Not something likely to happen this year (or this lifetime), but... I thought it was interesting to think that if the code were a little more self-aware, the array of words in the boot block could be cut way back to only words that required having sequential integer numbers for some optimization. (Or specific numbers for some optimization...the only case of that is that the spelling of datatype words line up with the enum value of the datatype in the system.)

Another Related Idea: An Internet Registry for WORD <=> ID

Note: This concept is actually contentious with the above...

If we really wanted to (and weren't concerned about size), we could get a dictionary off the Internet of the 65535 most common words, and number them all in advance. Then we could tell people who write C extensions that they can use those numbers in their code, so their extensions would be faster if they happened to want to deal with that spelling of that word.

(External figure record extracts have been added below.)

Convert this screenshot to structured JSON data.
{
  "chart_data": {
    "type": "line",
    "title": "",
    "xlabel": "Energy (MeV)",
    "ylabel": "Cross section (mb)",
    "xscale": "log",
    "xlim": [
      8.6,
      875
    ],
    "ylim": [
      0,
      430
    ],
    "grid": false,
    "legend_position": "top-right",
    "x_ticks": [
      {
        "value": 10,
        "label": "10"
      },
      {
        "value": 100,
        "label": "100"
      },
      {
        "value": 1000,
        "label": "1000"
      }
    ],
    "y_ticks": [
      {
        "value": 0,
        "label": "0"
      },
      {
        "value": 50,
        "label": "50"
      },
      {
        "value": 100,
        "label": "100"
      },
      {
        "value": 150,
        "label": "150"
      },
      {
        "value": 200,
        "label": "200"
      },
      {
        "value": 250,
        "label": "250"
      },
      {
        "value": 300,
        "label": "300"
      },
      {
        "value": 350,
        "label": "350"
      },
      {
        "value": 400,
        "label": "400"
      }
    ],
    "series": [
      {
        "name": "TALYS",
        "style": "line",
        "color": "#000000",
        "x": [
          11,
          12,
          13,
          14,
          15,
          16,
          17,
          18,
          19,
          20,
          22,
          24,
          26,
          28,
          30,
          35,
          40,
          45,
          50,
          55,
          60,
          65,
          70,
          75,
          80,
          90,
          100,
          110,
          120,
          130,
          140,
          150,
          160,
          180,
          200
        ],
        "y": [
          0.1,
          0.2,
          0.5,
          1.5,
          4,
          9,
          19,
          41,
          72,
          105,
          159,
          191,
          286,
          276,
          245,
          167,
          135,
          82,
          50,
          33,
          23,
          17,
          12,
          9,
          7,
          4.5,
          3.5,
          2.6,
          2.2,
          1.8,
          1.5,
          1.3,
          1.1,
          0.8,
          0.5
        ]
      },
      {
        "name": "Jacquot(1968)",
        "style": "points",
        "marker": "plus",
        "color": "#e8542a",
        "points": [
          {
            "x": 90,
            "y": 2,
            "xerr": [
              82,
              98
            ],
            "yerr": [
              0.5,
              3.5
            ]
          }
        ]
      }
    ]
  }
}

Except then the r3.exe would have a big fat dictionary inside it with a list of strings that extensions may never use.

But putting the dictionary in isn't actually necessary. If you trust extension authors to be true to the string table, then just publish the table on the Internet in an agreed upon place. All an extension has to when it gets loaded is to supply the list of strings and numbers out of that table it wants to use. You only pay for the entries in the table you need...and it doesn't cost any more than having those strings would anyway.

The system could then reconcile and notice if one extension said "banana" is 1020 and another said "banana" is 304. It could just say one of those extensions is wrong and refuse to load them. It can do so without r3.exe needing to store the string "banana" or information about it being 304 intrinsically.

The reason I say it's contentious is because changes in the boot block would shuffle the symbol IDs around. This means the deterministic (but changing) approach would create symbol values that would force extensions to be recompiled, while a committed database of numbers would not.

iArnold · August 19, 2021, 8:36am

I think I would prefer a slower compile over such a dictionary.